Oficjalnie ogłaszam, że popełniłam niewybaczalny czyn i nie wiem, czy właśnie nie uśmierciłam sobie pepino.
Po wniesieniu do domu nie mogło się "ogarnąć". Niby kaloryfery wyłączone, niby wypryskane na szkodniki przed wzięciem do domu, kilkanaście stopni do max. 20 w pokoju, okno uchylone... no słowem wszystko co można zrobić dla tej nieszczęsnej roślinki przy braku możliwości zapewnienia jej lepszej kwatery.

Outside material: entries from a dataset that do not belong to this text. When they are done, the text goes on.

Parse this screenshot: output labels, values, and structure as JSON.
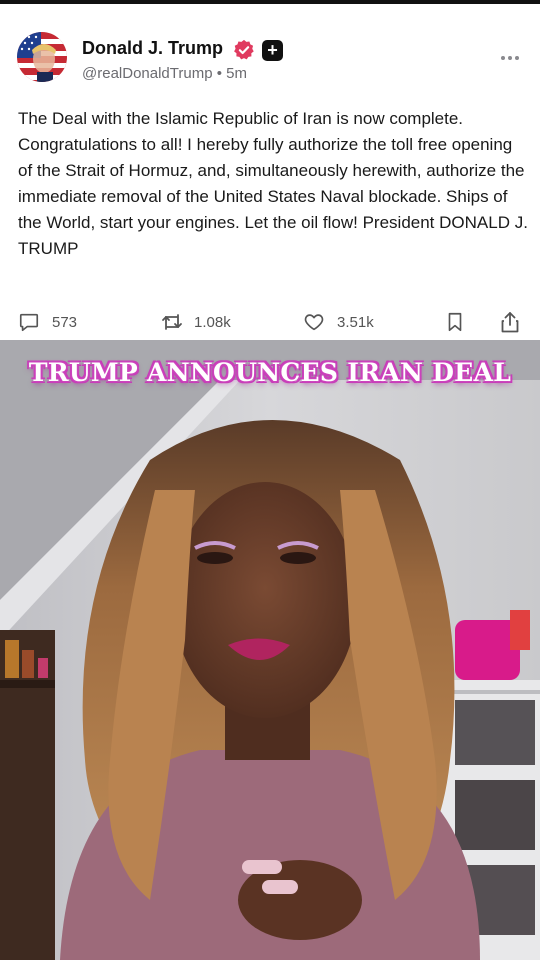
{
  "post": {
    "author_name": "Donald J. Trump",
    "handle": "@realDonaldTrump",
    "separator": "•",
    "time_ago": "5m",
    "body": "The Deal with the Islamic Republic of Iran is now complete. Congratulations to all! I hereby fully authorize the toll free opening of the Strait of Hormuz, and, simultaneously herewith, authorize the immediate removal of the United States Naval blockade. Ships of the World, start your engines. Let the oil flow! President DONALD J. TRUMP",
    "actions": {
      "replies": "573",
      "reposts": "1.08k",
      "likes": "3.51k"
    },
    "icons": {
      "more": "more-options-icon",
      "verified": "verified-badge-icon",
      "plus": "plus-badge-icon",
      "reply": "comment-icon",
      "repost": "repost-icon",
      "like": "heart-icon",
      "bookmark": "bookmark-icon",
      "share": "share-icon"
    }
  },
  "video": {
    "caption": "TRUMP ANNOUNCES IRAN DEAL"
  },
  "colors": {
    "verified": "#e03a5f",
    "caption_outline": "#c73bb8",
    "text": "#1a1a1a",
    "muted": "#6b6b70"
  }
}
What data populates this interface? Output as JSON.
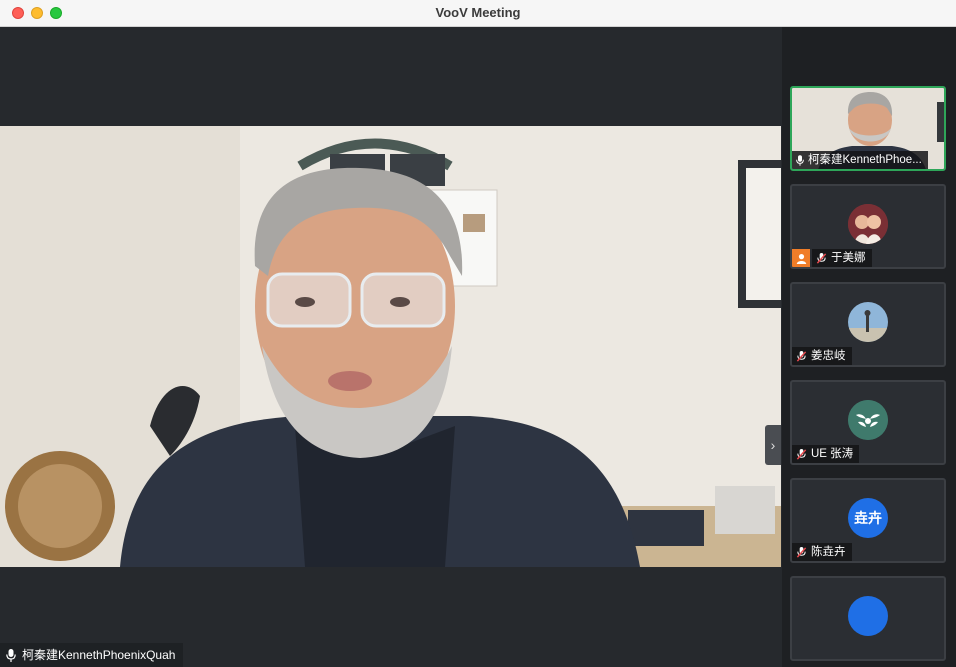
{
  "window": {
    "title": "VooV Meeting"
  },
  "main_video": {
    "speaker_name": "柯秦建KennethPhoenixQuah"
  },
  "participants": [
    {
      "name": "柯秦建KennethPhoe...",
      "mic": "on",
      "avatar": "video"
    },
    {
      "name": "于美娜",
      "mic": "muted",
      "avatar": "photo",
      "host": true
    },
    {
      "name": "姜忠岐",
      "mic": "muted",
      "avatar": "photo"
    },
    {
      "name": "UE 张涛",
      "mic": "muted",
      "avatar": "logo"
    },
    {
      "name": "陈垚卉",
      "mic": "muted",
      "avatar": "initials",
      "initials": "垚卉"
    }
  ],
  "colors": {
    "active_border": "#2ea659",
    "muted_mic": "#e5484d",
    "host_badge": "#f07d28",
    "initials_bg": "#1f6fe6"
  }
}
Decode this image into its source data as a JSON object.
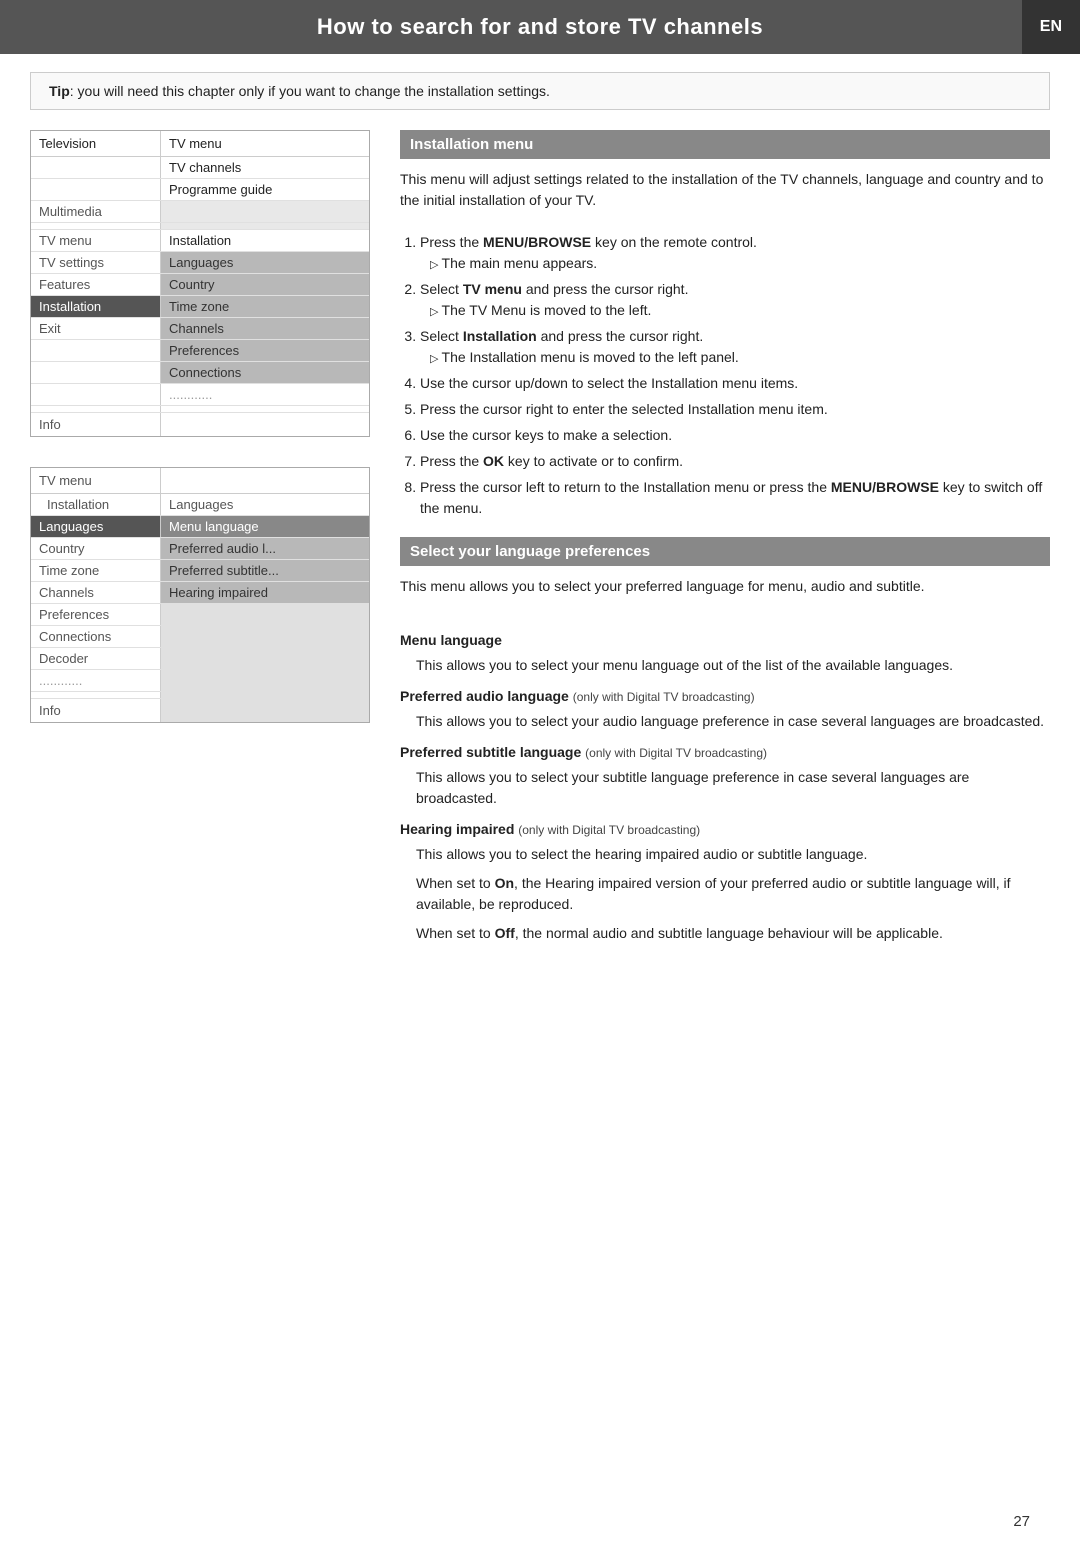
{
  "header": {
    "title": "How to search for and store TV channels",
    "lang_badge": "EN"
  },
  "tip": {
    "label": "Tip",
    "text": ": you will need this chapter only if you want to change the installation settings."
  },
  "menu1": {
    "title_left": "Television",
    "title_right": "TV menu",
    "rows_left": [
      {
        "label": "Television",
        "type": "header"
      },
      {
        "label": "",
        "type": "spacer"
      },
      {
        "label": "",
        "type": "spacer"
      },
      {
        "label": "Multimedia",
        "type": "header"
      },
      {
        "label": "",
        "type": "spacer"
      },
      {
        "label": "TV menu",
        "type": "header"
      },
      {
        "label": "TV settings",
        "type": "item"
      },
      {
        "label": "Features",
        "type": "item"
      },
      {
        "label": "Installation",
        "type": "selected"
      },
      {
        "label": "Exit",
        "type": "item"
      },
      {
        "label": "",
        "type": "spacer"
      },
      {
        "label": "",
        "type": "spacer"
      },
      {
        "label": "",
        "type": "spacer"
      },
      {
        "label": "",
        "type": "spacer"
      },
      {
        "label": "Info",
        "type": "item"
      }
    ],
    "rows_right": [
      {
        "label": "TV menu",
        "type": "plain"
      },
      {
        "label": "TV channels",
        "type": "plain"
      },
      {
        "label": "Programme guide",
        "type": "plain"
      },
      {
        "label": "",
        "type": "spacer"
      },
      {
        "label": "",
        "type": "spacer"
      },
      {
        "label": "Installation",
        "type": "plain"
      },
      {
        "label": "Languages",
        "type": "highlighted"
      },
      {
        "label": "Country",
        "type": "highlighted"
      },
      {
        "label": "Time zone",
        "type": "highlighted"
      },
      {
        "label": "Channels",
        "type": "highlighted"
      },
      {
        "label": "Preferences",
        "type": "highlighted"
      },
      {
        "label": "Connections",
        "type": "highlighted"
      },
      {
        "label": "............",
        "type": "dots"
      },
      {
        "label": "",
        "type": "spacer"
      },
      {
        "label": "",
        "type": "spacer"
      }
    ]
  },
  "section1": {
    "title": "Installation menu",
    "intro": "This menu will adjust settings related to the installation of the TV channels, language and country and to the initial installation of your TV.",
    "steps": [
      {
        "text": "Press the ",
        "bold": "MENU/BROWSE",
        "text2": " key on the remote control.",
        "sub": "The main menu appears."
      },
      {
        "text": "Select ",
        "bold": "TV menu",
        "text2": " and press the cursor right.",
        "sub": "The TV Menu is moved to the left."
      },
      {
        "text": "Select ",
        "bold": "Installation",
        "text2": " and press the cursor right.",
        "sub": "The Installation menu is moved to the left panel."
      },
      {
        "text": "Use the cursor up/down to select the Installation menu items.",
        "bold": "",
        "text2": "",
        "sub": ""
      },
      {
        "text": "Press the cursor right to enter the selected Installation menu item.",
        "bold": "",
        "text2": "",
        "sub": ""
      },
      {
        "text": "Use the cursor keys to make a selection.",
        "bold": "",
        "text2": "",
        "sub": ""
      },
      {
        "text": "Press the ",
        "bold": "OK",
        "text2": " key to activate or to confirm.",
        "sub": ""
      },
      {
        "text": "Press the cursor left to return to the Installation menu or press the ",
        "bold": "MENU/BROWSE",
        "text2": " key to switch off the menu.",
        "sub": ""
      }
    ]
  },
  "menu2": {
    "title_left": "TV menu",
    "rows_left": [
      {
        "label": "TV menu",
        "type": "header"
      },
      {
        "label": "Installation",
        "type": "sub"
      },
      {
        "label": "Languages",
        "type": "selected"
      },
      {
        "label": "Country",
        "type": "item"
      },
      {
        "label": "Time zone",
        "type": "item"
      },
      {
        "label": "Channels",
        "type": "item"
      },
      {
        "label": "Preferences",
        "type": "item"
      },
      {
        "label": "Connections",
        "type": "item"
      },
      {
        "label": "Decoder",
        "type": "item"
      },
      {
        "label": "............",
        "type": "dots"
      },
      {
        "label": "",
        "type": "spacer"
      },
      {
        "label": "Info",
        "type": "item"
      }
    ],
    "rows_right": [
      {
        "label": "Languages",
        "type": "plain"
      },
      {
        "label": "Menu language",
        "type": "selected"
      },
      {
        "label": "Preferred audio l...",
        "type": "highlighted"
      },
      {
        "label": "Preferred subtitle...",
        "type": "highlighted"
      },
      {
        "label": "Hearing impaired",
        "type": "highlighted"
      },
      {
        "label": "",
        "type": "empty"
      },
      {
        "label": "",
        "type": "empty"
      },
      {
        "label": "",
        "type": "empty"
      },
      {
        "label": "",
        "type": "empty"
      },
      {
        "label": "",
        "type": "empty"
      },
      {
        "label": "",
        "type": "empty"
      },
      {
        "label": "",
        "type": "empty"
      }
    ]
  },
  "section2": {
    "title": "Select your language preferences",
    "intro": "This menu allows you to select your preferred language for menu, audio and subtitle.",
    "menu_language_title": "Menu language",
    "menu_language_body": "This allows you to select your menu language out of the list of the available languages.",
    "pref_audio_title": "Preferred audio language",
    "pref_audio_qualifier": "(only with Digital TV broadcasting)",
    "pref_audio_body": "This allows you to select your audio language preference in case several languages are broadcasted.",
    "pref_subtitle_title": "Preferred subtitle language",
    "pref_subtitle_qualifier": "(only with Digital TV broadcasting)",
    "pref_subtitle_body": "This allows you to select your subtitle language preference in case several languages are broadcasted.",
    "hearing_title": "Hearing impaired",
    "hearing_qualifier": "(only with Digital TV broadcasting)",
    "hearing_body1": "This allows you to select the hearing impaired audio or subtitle language.",
    "hearing_body2": "When set to ",
    "hearing_body2_bold": "On",
    "hearing_body2_rest": ", the Hearing impaired version of your preferred audio or subtitle language will, if available, be reproduced.",
    "hearing_body3": "When set to ",
    "hearing_body3_bold": "Off",
    "hearing_body3_rest": ", the normal audio and subtitle language behaviour will be applicable."
  },
  "page_number": "27"
}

No i znalazłam winowajcę. Bo na szkodniki owszem, wypryskałam, za to na grzyby to już jakoś nie przyszło mi do głowy. Nie wiem, co dokładnie mi pepino zaatakowało. Za dużo o chorobach grzybowych u pepino nie ma w internecie, więc ciężko mi określić. Ale było to coś baardzo agresywnego, bo po wniesieniu do domu w zeszłym tygodniu było może parę liści z plamkami na cały krzaczor, a dziś już jak zaczęłam rwać zarażone wraz z całymi łodygami, to skończyłam, kiedy roślinka była w takim stanie:

A tu przykładowy liść przed cięciem:
Ech, boli mnie, jak patrzę na to pepino. Mam tylko nadzieję, że odbije, a jeśli nie... czeka mnie w przyszłym roku sianie, bo nie było nawet z czego zrobić sadzonki, żadnej zdrowej łodyżki, nawet najmłodsze listki były już w koszmarnym stanie.